LOS ANGELES — Demonstrating the proliferation of mobile technology into nearly every facet of our lives, more than eight out of 10 homebuyers are accessing home information on their smart phones and computer tablets, according to the California Association of Realtors 2013 Survey of California Homebuyers.
“With more and more consumers using mobile devices and mobile technology, such as apps and social media platforms, buyers are increasingly using their smartphones and computer tablets to view comparable house prices, search for properties, take photos and create videos of homes and amenities, as well as research communities and real estate agents,” said CAR President Don Faught. “As a result, home buyers today are more informed and have a greater sense of control over what could be a daunting process.”
The survey found 85 percent of buyers used a mobile device during the home buying process, with the majority of buyers (70 percent) accessing the Internet from their smart phones and 15 percent accessing it from their tablets.
While the majority of buyers (61 percent) found their home through an agent, the percentage who found their home online more than doubled from 16 percent in 2012 to a record high of 37 percent in 2013.
Almost one-third (30 percent) of buyers rated Realtor.com as the most useful website, followed closely by Zillow at 28 percent. Broker and agent websites were also helpful in the home buying process as buyers increasingly seek local expertise and information.
The use of social media in the home buying process continued to increase, with three-quarters of buyers now using it, compared to 52 percent who used social media in 2011. Buyers primarily used social media for buying tips and suggestions from friends (43 percent), neighborhood information (42 percent), and to view their agents’ Facebook pages (41 percent). The use of social media as a form of communication is expected to grow, with 91 percent of buyers saying they are receptive to receiving information about the home buying process from their agent via social media.

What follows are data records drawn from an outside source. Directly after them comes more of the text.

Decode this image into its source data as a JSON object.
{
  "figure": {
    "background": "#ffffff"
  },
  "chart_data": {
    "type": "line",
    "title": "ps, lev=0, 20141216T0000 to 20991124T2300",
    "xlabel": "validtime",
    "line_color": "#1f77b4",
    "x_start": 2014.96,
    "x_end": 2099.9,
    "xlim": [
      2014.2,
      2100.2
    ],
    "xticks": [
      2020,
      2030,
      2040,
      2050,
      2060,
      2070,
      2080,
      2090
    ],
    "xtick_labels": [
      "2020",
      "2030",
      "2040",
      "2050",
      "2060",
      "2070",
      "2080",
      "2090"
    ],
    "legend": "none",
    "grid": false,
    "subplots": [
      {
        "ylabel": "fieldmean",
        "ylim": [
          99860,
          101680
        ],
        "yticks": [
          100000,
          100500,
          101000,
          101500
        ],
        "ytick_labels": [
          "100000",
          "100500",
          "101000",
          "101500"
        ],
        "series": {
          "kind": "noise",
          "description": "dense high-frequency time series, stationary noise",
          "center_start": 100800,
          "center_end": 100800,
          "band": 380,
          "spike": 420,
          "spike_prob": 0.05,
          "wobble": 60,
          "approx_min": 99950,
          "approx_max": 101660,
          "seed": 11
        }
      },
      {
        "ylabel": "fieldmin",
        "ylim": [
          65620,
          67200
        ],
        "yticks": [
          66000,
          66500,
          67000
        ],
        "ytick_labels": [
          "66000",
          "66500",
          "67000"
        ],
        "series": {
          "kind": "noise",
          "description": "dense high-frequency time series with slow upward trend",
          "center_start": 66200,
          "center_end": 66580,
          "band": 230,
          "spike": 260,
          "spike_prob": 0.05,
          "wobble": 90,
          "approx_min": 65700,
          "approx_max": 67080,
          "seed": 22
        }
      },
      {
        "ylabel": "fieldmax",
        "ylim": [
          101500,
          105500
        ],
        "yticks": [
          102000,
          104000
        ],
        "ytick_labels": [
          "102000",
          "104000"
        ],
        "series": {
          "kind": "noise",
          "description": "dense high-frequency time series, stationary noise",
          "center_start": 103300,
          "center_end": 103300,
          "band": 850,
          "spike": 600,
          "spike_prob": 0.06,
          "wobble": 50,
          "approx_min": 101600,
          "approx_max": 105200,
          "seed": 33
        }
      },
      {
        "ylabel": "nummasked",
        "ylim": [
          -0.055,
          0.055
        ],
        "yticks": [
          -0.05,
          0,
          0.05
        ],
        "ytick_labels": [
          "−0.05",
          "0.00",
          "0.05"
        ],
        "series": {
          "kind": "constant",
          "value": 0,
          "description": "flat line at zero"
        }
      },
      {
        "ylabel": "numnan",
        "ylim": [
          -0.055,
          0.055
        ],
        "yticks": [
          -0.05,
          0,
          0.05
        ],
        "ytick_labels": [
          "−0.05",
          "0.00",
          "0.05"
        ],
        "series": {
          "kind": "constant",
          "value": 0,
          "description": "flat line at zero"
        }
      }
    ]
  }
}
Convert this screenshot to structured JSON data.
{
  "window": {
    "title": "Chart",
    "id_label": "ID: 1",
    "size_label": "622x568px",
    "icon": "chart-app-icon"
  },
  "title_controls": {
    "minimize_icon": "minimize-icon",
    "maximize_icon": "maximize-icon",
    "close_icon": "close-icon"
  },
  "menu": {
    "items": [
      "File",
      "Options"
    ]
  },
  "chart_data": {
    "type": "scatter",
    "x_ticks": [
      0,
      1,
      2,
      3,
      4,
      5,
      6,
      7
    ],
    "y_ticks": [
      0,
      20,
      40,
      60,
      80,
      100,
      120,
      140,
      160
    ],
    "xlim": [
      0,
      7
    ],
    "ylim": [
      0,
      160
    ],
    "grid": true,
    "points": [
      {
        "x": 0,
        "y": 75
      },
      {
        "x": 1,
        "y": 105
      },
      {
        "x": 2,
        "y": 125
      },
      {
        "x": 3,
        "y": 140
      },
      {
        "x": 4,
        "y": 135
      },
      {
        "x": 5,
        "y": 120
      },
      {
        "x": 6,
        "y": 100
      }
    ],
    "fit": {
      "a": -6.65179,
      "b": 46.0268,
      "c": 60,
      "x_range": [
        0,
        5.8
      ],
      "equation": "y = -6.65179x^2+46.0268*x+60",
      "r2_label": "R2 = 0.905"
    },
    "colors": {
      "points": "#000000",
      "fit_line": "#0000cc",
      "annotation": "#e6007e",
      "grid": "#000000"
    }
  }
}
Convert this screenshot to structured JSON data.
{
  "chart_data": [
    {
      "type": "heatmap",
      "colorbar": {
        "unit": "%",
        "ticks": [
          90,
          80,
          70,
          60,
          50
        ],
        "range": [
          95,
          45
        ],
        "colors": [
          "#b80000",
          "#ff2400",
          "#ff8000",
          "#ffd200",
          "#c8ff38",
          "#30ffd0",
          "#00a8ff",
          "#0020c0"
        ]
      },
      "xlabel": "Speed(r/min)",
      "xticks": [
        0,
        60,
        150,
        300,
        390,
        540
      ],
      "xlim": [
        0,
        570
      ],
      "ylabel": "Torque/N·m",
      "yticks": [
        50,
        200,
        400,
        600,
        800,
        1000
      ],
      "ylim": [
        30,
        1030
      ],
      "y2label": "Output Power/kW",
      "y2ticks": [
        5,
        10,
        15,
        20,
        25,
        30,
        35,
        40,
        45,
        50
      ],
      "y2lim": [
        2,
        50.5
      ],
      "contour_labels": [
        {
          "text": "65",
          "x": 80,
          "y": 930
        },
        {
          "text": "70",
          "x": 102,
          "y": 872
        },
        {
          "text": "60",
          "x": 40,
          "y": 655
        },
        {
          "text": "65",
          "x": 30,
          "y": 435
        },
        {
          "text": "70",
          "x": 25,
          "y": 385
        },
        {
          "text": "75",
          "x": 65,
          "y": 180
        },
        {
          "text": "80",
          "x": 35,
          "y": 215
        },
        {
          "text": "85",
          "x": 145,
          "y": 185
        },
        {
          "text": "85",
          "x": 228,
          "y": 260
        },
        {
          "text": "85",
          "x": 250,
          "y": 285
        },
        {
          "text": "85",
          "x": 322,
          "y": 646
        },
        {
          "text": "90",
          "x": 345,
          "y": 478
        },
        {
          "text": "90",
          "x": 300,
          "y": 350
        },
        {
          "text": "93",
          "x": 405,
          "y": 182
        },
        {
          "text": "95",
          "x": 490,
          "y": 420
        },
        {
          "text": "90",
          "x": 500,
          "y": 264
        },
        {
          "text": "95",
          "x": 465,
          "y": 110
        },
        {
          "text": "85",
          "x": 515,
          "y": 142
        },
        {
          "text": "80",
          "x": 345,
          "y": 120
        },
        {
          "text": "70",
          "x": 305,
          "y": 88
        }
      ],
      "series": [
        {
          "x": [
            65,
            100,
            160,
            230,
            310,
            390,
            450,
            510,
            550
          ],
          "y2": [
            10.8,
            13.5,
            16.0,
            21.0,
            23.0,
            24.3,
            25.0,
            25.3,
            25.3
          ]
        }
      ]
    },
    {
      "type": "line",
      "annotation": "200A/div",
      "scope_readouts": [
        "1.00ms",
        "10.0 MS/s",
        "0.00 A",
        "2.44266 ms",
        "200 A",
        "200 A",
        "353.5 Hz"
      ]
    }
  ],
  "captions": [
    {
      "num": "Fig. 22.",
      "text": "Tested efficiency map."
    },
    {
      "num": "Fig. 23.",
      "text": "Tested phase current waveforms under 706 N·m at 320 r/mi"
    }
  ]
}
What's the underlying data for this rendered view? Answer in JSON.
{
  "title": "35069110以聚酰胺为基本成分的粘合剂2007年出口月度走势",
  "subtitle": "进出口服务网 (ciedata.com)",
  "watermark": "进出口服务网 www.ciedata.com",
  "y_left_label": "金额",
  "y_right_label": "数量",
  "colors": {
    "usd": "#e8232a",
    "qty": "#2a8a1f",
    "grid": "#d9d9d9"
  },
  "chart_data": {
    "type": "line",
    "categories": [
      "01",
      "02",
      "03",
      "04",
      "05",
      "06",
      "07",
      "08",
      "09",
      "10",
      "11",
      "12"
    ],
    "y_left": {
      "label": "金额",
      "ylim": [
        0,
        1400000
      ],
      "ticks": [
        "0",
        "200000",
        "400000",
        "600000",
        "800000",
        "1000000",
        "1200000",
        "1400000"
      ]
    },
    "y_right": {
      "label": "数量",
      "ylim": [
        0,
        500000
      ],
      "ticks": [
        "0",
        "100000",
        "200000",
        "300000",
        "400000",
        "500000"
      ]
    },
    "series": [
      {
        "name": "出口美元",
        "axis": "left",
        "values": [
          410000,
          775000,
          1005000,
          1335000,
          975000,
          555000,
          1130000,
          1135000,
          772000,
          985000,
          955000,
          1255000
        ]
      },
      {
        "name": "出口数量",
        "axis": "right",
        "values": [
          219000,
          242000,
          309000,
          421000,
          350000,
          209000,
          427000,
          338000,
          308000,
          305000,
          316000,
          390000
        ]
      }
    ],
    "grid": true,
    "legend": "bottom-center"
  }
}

The survey also found that buyers spent nearly six months considering a purchase before contacting an agent, nearly twice as long as last year. They took more time investigating homes and neighborhoods before contacting an agent, spending just over seven months on researching, compared to about 1.5 months last year. Additionally, buyers spent nearly 10 weeks looking for a home with their agent, a week longer than last year. More than eight out of 10 buyers (85 percent) made offers on other homes, and one-third said they settled for the best option given the limited supply of houses.
“The lengthier consideration time and home search illustrates the impact of low housing inventory and increasing home prices,” said Faught. “These factors caused buyers to weigh their options more carefully before making their home purchase.”
Additional findings from CAR’s 2013 Survey of California Homebuyers include:
• Buyer optimism about the future direction of home prices continued to grow, with the majority of buyers (60 percent) believing prices will go up in five years and 36 percent seeing prices rise in one year, up from 41 percent and 25 percent, respectively, last year.
• Buyers cited price decreases (38 percent), favorable prices/financing (12 percent), and the desire for a better location (10 percent) as top reasons for purchasing a home.
• Reflecting the prevalence of tight lending standards, buyers experienced extreme challenges in obtaining financing. On a scale of one to 10, with 10 being extremely difficult, buyers rated their difficulty in obtaining financing at 8.6 on average, the highest in the survey’s history.
• Higher down payments are the market norm these days, with buyers putting an average of 25 percent down on their home purchase. The average down payment has been greater than the traditional 20 percent since 2009.
• Ninety-one percent of buyers obtained a fixed-rate loan, up from 84 percent in 2011, reflecting low rates and the desire for certainty as the market gets back to basics.